When, at the ripe age of 18, I first laid hands on the Wall, my entire body welled up with very strong emotions. I had prepared myself with recognition and consideration of my heritage, I had explored and attached myself to the footsteps of my forefathers who had settled in the land and made pilgrimage three times a year. I learned of the yearnings that the exiled had after the destruction of the Temple and attempted to carry within my soul a remnant or shadow of the experience they must have felt, recognizing the gaping hole left when the singular place of worship -a home dedicated to God -was torn away from them.  By extension, though I never had the experience of it, the Temple has been torn from me too, as I worked to inherit the experiences of my ancestors.

But nothing could have prepared me for they intense anger, bordering on rage, that I felt when I made first contact with the stones that had become smooth from millions of people touching, kissing, crying and praying upon them. At first, I was unaware that my passion had taken the form of fury, and the shock alone took a couple minutes to overcome. It had been quite some time since I'd lost my temper, but as I stood there fuming and fostering a strong desire to yell and scream over it's topmost stones, or otherwise to kick, pound and smash whatever part of the Wall I could reach, my nebulous emotions began to make way for clear thoughts and images.
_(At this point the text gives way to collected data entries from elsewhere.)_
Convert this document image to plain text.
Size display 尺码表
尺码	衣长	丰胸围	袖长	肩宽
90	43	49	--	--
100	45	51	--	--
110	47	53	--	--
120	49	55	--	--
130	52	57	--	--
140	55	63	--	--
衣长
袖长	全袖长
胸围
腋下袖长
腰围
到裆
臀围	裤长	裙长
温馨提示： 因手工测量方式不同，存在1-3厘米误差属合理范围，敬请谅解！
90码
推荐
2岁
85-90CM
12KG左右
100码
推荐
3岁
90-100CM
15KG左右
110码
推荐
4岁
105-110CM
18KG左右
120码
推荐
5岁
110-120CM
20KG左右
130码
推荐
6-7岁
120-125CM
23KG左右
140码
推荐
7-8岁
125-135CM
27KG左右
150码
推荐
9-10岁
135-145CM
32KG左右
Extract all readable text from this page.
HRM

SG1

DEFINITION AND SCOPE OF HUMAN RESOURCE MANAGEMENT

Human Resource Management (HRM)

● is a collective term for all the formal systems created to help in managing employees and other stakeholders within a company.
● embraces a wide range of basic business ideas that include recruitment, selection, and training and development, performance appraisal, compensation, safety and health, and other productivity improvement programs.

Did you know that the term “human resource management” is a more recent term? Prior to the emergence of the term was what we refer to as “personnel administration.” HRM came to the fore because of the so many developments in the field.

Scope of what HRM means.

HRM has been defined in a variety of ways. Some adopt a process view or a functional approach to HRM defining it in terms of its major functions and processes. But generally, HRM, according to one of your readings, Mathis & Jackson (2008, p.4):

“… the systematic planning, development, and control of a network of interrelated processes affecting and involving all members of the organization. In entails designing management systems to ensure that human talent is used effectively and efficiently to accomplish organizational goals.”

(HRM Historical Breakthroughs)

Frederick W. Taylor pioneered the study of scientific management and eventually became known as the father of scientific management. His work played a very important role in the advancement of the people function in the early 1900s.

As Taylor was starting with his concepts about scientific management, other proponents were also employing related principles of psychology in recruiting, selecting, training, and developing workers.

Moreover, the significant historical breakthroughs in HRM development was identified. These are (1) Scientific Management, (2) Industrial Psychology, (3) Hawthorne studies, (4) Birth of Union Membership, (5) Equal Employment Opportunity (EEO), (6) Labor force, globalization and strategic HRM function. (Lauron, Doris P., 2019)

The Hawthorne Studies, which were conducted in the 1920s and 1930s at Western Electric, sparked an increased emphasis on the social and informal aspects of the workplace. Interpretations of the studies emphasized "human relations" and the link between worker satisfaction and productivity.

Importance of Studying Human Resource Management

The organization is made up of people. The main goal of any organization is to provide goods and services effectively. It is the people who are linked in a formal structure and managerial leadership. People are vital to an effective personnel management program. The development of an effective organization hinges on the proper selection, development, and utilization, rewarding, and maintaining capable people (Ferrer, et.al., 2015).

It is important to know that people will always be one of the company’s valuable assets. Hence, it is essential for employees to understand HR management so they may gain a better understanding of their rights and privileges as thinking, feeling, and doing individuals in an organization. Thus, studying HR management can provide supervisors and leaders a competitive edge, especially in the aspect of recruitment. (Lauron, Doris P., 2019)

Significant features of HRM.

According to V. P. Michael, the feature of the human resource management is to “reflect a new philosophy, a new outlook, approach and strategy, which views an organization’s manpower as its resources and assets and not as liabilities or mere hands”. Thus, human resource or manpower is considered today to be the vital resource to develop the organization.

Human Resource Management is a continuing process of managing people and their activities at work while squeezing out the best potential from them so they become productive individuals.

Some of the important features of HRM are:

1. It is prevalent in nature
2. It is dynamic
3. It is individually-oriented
I realized that my wrath had a definite source, and the thoughts started to trickle through my mind, eventually forming a coherent stream of consciousness.

First came the recognition that walls divide and separate. They create barriers and boundaries, most often to keep things out. Next, the realization that this Wall separates the sacred from the profane, that it is a line that distinguishes what may enter and what may not. That I may go only so far -only up to this Wall -and no further. That I am held back from the Presence of the Almighty by these stones. 

This Wall, and so much of its history, separate me from an ultimate closeness with God. Not that I believe the Wall should have been reduced to rubble, for I would not be able to freely walk into such a place. But rather, that we stopped here and went no further. So there I stood, seething -perhaps because I'd tapped into the yearning of my ancestors -over our choice to stop at the Wall and leave the divide as a monument.

While I only heard somewhat recently (in Randy Pausch's "Last Lecture" here) that the brick walls in life are there for us to show our determination, to prove how far we will go to overcome obstacles, the concept was not lost to me as a teenager. For this reason, being at the Kotel made me angry. Angry at a people who stopped by the brick wall and went no further. Angry that this Wall I cannot overcome. This left me with the strong desire to either project my voice over its boundaries, to "overcome" its holding my prayers out, or to otherwise breach its stone and thereby pour my soul to God without solid rock to muffle my words.

At that moment, seeing the many notes crammed into the cracks and crevices within the Wall, I wanted nothing more than to cram myself as far into one as I could, perhaps far enough to have some part of me -if only my words -breach the barrier between me and God. Perhaps this was the source of the first note. If I were present when the Wall was secured, I like to think I'd have reached out to Hashem with a note crammed deeply into a crevice of the Kotel.

That anger did not go away throughout my year in Israel, nor did my desire to throw my voice over the Wall. Of course none of that stopped me from returning as often as I could. A couple of inches and a wall is still less division than being halfway across the world.